Several weeks ago, I was having lunch with a friend of mine after church on a Sunday. As we were leaving the restaurant, an older couple was walking out at the same time, and the wife came up to me and said, “I just love seeing you on stage at church!” I had never met her before in my life.

At our Spring Fling event the Sunday before Easter, I walked up to a family who was new to the church and introduced myself. The wife said, “I know you – you’re the funny one! You do a great job up there on stage.”

I’ve been on staff at Eastridge going on seven years now (non-consecutively), and I’ve served there for many more years than that. My current tenure on staff puts me out front more than my first go-round. I’m onstage hosting the service at least once a month, and I’ve begun leading worship occasionally – something I haven’t done since our church was much smaller than it is today.

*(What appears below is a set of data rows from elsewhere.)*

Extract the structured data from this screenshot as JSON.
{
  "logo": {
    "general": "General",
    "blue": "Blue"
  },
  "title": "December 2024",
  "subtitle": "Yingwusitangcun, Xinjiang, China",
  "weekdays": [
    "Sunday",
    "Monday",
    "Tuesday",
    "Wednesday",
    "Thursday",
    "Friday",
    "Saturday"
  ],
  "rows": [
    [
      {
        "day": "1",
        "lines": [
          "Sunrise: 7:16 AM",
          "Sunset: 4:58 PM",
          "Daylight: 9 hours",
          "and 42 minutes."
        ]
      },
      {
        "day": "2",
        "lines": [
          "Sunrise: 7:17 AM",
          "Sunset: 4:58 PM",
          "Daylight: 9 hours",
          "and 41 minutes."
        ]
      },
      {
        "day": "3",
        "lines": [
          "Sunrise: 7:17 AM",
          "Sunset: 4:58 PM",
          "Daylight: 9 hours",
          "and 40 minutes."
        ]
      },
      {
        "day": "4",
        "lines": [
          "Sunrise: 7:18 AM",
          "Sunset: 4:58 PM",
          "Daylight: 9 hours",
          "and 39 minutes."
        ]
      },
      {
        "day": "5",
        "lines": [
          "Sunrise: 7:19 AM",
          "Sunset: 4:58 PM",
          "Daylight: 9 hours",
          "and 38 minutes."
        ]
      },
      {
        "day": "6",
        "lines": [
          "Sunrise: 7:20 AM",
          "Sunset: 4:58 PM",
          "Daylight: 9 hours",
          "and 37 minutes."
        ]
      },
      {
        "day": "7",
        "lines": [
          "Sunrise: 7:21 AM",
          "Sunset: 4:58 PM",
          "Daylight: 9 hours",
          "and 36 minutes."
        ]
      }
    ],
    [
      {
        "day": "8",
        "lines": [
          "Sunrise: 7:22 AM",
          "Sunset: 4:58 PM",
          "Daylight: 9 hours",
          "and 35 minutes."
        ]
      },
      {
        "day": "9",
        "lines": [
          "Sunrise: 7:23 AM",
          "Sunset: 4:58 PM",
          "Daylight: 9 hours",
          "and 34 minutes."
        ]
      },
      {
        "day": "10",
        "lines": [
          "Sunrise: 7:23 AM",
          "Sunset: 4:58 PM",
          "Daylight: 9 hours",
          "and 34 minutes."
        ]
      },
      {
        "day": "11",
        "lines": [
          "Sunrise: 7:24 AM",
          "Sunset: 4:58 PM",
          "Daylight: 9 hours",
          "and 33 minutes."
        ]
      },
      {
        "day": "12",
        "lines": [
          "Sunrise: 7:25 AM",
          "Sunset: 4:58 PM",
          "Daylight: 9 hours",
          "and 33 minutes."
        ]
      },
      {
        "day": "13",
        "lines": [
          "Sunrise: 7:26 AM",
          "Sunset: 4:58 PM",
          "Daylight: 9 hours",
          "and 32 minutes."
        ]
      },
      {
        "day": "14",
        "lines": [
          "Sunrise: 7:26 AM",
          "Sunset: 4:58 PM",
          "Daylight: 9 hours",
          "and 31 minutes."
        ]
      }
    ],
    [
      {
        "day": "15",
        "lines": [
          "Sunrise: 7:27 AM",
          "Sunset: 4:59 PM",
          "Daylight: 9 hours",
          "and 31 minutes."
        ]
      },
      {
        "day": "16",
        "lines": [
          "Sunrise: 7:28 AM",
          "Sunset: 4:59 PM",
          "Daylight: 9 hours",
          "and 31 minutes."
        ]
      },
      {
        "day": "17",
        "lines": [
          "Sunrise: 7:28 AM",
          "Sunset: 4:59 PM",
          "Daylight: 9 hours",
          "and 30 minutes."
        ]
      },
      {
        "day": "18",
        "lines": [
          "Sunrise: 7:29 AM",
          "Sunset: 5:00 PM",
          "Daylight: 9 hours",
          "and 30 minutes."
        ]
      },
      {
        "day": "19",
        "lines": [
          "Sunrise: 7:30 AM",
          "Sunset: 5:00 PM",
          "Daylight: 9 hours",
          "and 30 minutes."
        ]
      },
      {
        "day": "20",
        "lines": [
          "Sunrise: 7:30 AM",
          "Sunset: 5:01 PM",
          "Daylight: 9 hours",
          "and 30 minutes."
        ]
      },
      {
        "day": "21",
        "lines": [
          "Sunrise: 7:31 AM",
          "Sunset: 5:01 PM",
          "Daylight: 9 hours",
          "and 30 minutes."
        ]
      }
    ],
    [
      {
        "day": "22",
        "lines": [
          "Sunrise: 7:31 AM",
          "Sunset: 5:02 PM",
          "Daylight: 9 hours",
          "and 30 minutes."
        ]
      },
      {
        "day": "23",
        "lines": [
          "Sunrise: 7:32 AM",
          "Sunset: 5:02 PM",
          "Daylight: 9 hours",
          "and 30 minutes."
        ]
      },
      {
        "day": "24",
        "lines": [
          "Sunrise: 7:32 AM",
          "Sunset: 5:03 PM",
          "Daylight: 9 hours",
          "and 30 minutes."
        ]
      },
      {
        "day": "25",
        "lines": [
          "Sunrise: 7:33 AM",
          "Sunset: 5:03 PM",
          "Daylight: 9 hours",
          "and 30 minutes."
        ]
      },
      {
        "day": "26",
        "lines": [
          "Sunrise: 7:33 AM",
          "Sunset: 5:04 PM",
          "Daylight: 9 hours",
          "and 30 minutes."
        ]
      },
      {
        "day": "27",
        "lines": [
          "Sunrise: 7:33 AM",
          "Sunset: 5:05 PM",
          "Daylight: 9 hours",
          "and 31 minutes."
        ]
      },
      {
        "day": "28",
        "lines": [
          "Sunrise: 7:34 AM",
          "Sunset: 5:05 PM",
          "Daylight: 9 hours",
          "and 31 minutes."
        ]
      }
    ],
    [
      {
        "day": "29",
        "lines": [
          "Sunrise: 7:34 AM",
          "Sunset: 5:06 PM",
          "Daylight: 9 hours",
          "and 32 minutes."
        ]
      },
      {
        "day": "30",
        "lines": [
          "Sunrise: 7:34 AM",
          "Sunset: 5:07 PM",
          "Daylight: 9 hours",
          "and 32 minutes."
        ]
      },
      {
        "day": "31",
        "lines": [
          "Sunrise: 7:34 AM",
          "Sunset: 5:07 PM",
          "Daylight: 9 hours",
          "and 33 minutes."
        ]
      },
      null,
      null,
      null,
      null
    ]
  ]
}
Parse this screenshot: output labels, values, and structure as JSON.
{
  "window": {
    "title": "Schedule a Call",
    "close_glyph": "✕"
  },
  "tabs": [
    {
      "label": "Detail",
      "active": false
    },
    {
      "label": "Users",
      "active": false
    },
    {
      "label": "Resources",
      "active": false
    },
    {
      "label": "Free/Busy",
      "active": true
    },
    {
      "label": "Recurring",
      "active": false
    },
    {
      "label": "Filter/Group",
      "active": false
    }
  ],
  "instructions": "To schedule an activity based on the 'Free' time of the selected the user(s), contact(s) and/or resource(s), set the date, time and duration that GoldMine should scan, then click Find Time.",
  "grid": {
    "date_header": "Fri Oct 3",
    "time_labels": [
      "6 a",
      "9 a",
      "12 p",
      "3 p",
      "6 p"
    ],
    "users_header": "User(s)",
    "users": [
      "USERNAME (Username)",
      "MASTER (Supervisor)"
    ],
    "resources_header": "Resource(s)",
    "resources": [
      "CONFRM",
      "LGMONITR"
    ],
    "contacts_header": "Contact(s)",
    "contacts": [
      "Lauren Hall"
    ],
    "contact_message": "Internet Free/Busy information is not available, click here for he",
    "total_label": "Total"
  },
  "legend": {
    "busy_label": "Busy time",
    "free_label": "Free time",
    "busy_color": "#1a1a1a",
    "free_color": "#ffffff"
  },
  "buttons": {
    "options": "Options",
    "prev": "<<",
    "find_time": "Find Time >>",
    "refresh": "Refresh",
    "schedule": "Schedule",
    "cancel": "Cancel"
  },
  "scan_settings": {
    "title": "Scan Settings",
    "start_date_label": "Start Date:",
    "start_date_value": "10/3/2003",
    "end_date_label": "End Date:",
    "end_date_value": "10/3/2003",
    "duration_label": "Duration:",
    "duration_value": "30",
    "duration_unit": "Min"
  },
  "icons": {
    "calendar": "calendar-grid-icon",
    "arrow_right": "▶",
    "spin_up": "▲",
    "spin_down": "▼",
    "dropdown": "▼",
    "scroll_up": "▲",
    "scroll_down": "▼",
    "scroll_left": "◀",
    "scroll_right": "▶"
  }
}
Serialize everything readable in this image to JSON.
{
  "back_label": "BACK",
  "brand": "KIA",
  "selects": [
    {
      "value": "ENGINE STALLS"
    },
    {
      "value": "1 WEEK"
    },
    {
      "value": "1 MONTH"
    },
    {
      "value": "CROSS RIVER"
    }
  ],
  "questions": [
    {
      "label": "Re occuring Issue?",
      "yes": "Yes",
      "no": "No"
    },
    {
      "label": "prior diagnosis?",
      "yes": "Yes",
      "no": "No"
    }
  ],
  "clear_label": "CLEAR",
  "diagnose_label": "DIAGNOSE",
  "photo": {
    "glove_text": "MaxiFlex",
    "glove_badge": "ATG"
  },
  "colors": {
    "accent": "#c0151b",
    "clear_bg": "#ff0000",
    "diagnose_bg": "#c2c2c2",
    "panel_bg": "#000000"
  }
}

I’ll never get used to people coming up to me, knowing my name when I don’t know theirs. Sometimes I can go to town and not avoid seeing someone I know. Yes, it’s one of the features of small-town life, but I often feel bad when I think I should know the name of the person speaking to me.

Admiral-Ackbar-trapHere’s my confession: there’s something about a prominent ministry role that I struggle with. I call it the “ministry celebrity trap.” I like to think of myself as down-to-earth, but it’s tough not to let the fact that people know who I am because of my onstage and backstage roles at church go to my head. I can talk about humility all day long, but the straight-up, unvarnished truth is that my flesh craves that attention and those accolades.

Jesus warned his disciples to avoid this trap:

“So you too, when you’ve done everything you are commanded, say, ‘We are unworthy slaves. We have done only what we were supposed to do.’”

Luke 17:10 (TLV)

The secret to staying out of the trap of “ministry celebrity” is an attitude of humility – not some false, “oh I’m soooooo unworthy” kind of self deprecation, but a genuine grounding in who I am in Jesus.

I love my job, and I love to serve. I love the people I serve with, and I love the congregation I serve. Most importantly, I love the God I serve, and I want my words and actions to reflect that love in a truly humble way.